I didn't catch myself looking off-ball almost ever, except for maybe one brief point early in the third. Physically, I was motoring along well.

Yay me.

THINGS I DID WELL: Off-ball coverage, coach management
THINGS TO WORK ON: I still could use less voice. And my association patch fell off. Velcro simply won't do...I've got to sew the sucker on. It's embarrassing to run to the coach to get back my patch.

NEXT UP: I have commitments the next few nights, so I won't work again until I do a freshman game and a varsity game on Friday night.

Saturday, December 03, 2005

Game Log--12/3/2005

Two rec games today--6th grade, then 8th grade. I had a partner I trust, and the games went quite smoothly.

The first game was so routine that I already have very little memory of it. The main issue for me was I was using my voice too much. Because of past vocal cord issues, I need to ease up...learn to use the whistle instead of shouting. "NO SHOT! NO SHOT!" needs to be replaced by repeated toots of the whistle. Funny...people do know what that means.

If anyone reading this has other advice for how a basketball ref can save his voice without sacrificing communication, go ahead and leave me a comment.

The second game...man. A challenge. Green was beating White 20-0 after the first quarter. I called my partner over and told him that Blowout Priorities were in effect:

Priority 1: Safety. Don't let the losing team start pushing, shoving, and letting out frustrations. Call anything that looks remotely chippy...don't let things get out of control.
Priority 2: Run the clock. If a foul isn't on a shooter, isn't obvious, and doesn't meet the above "frustration" criterion, don't call it. Let's get out of here.
Priority 3: Protect White when we could. No need to add insult to injury if we could help it.

These priorities are in order of importance.

Fortunately for us, the Green team coach was a good guy. He eased up significantly--there wasn't a fast break after the first quarter. This ran the clock (a very nice idea) and prevented any severe bad blood from fermenting. Still, Green was a lot better.

Halftime score was 35-1, and Green led 43-1 in the third quarter. Somehow, 43-1 feels like more of a blowout than 43-0 to me. White got in a couple of hoops in the third quarter, and actually drilled a buzzer-beating three pointer at the end of the game to make the final tally 59-8. Cutely, the player who hit the three jumped into a teammate's arms.

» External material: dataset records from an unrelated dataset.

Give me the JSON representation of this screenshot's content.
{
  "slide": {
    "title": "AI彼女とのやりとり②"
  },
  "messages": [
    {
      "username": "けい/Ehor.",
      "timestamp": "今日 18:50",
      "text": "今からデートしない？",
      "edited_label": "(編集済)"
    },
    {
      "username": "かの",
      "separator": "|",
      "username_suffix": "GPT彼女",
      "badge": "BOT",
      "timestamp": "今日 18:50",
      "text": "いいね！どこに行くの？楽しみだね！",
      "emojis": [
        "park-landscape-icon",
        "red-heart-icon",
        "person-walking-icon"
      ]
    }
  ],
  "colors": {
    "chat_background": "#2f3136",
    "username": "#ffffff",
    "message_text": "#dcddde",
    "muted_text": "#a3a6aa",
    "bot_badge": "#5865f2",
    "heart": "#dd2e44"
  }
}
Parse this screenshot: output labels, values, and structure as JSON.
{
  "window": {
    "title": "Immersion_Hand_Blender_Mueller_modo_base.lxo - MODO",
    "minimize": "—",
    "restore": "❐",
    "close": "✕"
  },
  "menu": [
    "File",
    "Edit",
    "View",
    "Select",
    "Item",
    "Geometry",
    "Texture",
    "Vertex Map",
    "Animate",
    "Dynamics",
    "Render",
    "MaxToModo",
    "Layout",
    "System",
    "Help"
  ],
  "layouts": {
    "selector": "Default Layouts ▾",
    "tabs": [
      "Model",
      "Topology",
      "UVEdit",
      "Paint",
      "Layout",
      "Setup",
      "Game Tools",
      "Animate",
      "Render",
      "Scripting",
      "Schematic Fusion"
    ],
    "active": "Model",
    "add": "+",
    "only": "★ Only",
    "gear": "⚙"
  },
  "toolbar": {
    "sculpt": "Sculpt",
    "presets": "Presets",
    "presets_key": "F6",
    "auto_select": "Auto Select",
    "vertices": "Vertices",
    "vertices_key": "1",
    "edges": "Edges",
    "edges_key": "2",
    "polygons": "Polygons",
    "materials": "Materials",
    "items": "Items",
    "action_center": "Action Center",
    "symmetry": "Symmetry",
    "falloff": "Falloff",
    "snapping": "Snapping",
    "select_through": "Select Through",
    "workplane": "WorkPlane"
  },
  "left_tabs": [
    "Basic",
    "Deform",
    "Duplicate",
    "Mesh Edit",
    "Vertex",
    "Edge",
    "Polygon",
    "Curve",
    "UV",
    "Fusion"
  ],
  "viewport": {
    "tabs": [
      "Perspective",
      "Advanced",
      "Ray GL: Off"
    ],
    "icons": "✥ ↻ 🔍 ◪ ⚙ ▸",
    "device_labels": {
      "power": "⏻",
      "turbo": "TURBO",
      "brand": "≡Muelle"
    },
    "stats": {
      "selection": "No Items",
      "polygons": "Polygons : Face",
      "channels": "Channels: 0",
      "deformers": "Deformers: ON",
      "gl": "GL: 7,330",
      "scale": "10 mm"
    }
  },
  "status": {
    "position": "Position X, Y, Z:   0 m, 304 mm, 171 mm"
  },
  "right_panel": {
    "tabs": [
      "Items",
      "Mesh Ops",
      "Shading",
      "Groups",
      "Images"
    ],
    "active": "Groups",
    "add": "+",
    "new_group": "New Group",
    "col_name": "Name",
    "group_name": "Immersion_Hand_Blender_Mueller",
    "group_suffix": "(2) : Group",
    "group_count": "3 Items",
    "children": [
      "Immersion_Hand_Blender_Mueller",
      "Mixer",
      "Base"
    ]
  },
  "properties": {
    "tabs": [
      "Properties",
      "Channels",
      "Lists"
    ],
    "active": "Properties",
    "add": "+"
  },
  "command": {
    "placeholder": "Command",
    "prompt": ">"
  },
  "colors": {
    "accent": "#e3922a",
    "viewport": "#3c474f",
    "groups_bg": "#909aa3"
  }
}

Our game was fine--no chippy play started up at any time. I stayed focused usually, save for one egregious mistake when I blew the whistle when the ball went over the backboard...I was LEAD. Inexcusable. Even in a blowout game, I need to not watch ball then! Stupid! Oh well...a brain freeze. Just like the one where I ran downcourt after an offensive rebound. Embarrassing.

During a time out, my partner also said something that I've heard before...that I look too serious on the floor. It's funny...I'm having a good time, but my face indicates that I'm dour and sour. I asked him what I could do. He wanted me to keep my whistle out of my mouth on the first of two free throws. I don't like that idea...I need to have it there in case something weird happens. His second bit of advice was better. "Smile. At least once." I asked when. He said "When your partner makes a good call."

Pause. I then asked my partner:

"But what if that never happens?"

See, I can be loose out there. But I'll still work on it.

THINGS THAT WENT WELL: Managed blowout game nicely.

THINGS TO WORK ON: Look relaxed and calm, not dour and sour. Eyes on area as lead. Use less voice.

NEXT: My first varsity game of the year will be Monday night.

Thursday, December 01, 2005

All dressed up...

My first varsity game of the year was cancelled tonight due to snow.

Sigh...

Two little-kid games this weekend, then my varsity debut on Monday.